The bottom line is these numbers point to the end of that road most people prefer to kick the debt can down. Everyone who keeps telling themselves and others that the known future funding shortfalls in big programs like Social Security, Medicare potentially as soon as ’26 will somehow magically work themselves out without any meaningful sacrifice are selling bunk.

If debt service, interest on our (growing) $32 Trillion+ National Debt, is coming in now at roughly equal to the DoD budget then a crowding out effect for other programs is soon to follow. Programs will have to be cut to make the interest payments to bond holders OR default on the debt OR turn on the printing press at the Fed Reserve to inflate our way out of debt (a variation of default) OR massively raise Taxes, (which will be on the middle class b/c that’s where the easy money is).

Juris Doctor | July 14, 2023 at 10:39 pm

Schumer and McConnell will send it back and McCarthy will capitulate. Rinse and repeat.

Anything that doesn’t relate to killing the enemy (instead of killing babies) should be banned! Get the armed forces back to concentrating on their primary mission once again, bringing death and destruction to the enemy where ever they may be hiding.

RepublicanRJL | July 15, 2023 at 5:19 am

Time to call the Waaaaaahhhhbulance for the Democrats. They call it an attack on trans, black and other people while ignoring the normalcy of defense spending.

not_a_lawyer | July 15, 2023 at 10:46 am

CommoChief

I appreciate your comment.

If you take your line of thinking to its inevitable conclusion, you will come to understand that the federal government cannot bring the debt under control. The pressures that the individual members of congress are subjected to do not align with austerity.

The final conclusion will end in total bankruptcy, but not before the federal government prints so much money that all of the savings of the middle class is reduced to nothing.

Erronius

    CommoChief in reply to not_a_lawyer. | July 15, 2023 at 1:38 pm

    There lots of way to bring govt spending under control but the politicians ain’t likely to do it. That’s absolutely true. We largely have ourselves to blame b/c many of us liked free stuff more than we did fiscal responsibility.

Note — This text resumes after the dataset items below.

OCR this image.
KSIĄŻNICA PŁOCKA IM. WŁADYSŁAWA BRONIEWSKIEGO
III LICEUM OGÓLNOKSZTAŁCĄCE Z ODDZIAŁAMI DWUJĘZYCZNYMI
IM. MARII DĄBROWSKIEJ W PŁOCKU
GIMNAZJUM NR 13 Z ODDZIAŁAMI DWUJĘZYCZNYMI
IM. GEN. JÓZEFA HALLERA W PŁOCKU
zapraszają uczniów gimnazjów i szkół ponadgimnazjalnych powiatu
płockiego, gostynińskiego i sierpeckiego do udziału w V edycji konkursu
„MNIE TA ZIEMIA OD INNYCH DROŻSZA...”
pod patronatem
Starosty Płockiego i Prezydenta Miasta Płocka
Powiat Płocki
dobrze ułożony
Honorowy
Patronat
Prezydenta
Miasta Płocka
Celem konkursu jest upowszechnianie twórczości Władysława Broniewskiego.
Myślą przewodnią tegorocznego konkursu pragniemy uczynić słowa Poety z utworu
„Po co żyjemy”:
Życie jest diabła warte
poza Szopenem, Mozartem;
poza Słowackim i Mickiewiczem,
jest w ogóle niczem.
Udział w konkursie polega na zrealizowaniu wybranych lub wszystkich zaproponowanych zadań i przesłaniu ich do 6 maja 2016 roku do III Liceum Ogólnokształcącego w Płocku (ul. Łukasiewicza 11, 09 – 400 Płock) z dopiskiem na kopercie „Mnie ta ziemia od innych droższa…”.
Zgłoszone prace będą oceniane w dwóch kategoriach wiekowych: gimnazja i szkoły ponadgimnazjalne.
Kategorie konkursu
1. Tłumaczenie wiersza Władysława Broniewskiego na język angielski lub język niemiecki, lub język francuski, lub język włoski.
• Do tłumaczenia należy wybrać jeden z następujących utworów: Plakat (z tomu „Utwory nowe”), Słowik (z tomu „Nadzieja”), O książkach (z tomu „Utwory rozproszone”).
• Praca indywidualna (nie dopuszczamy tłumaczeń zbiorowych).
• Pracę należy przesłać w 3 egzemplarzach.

    As an example, all the folks with their head in the sand about the looming Social Security/Medicare funding shortfall. In a perfect world the Boomer and Silent generation would have STFU a couple decades ago and allowed revisions to the program to impact mostly Gen X in raising the retirement age, increasing the # of years worked from 10 to 25 to qualify for benefits, ending the ‘spousal option’ and so on.Doing it two decades ago would have been relatively painless. We could have designed it to minimize any impact on Boomers b/c the timeline to apply the reforms and gain savings was longer.

    Instead the AARP was the pied piper, they, the Silent Gen and the Boomers bullied Congress into refusing reform. When reforms do come they will be far more draconian and current beneficiaries won’t be spared. Most Gen X and younger voters know Social Security is gonna be at least 25% less generous for them and that the opposition to reform that made it so was led by current beneficiaries. We already reduced our expectations of the program. The Gen X and younger voters are, at this point and with this context, unlikely to support a series of reforms which exempts current beneficiaries and puts all the pain on Gen X and younger voters. I know I will demand equal generational pain and shared sacrifice.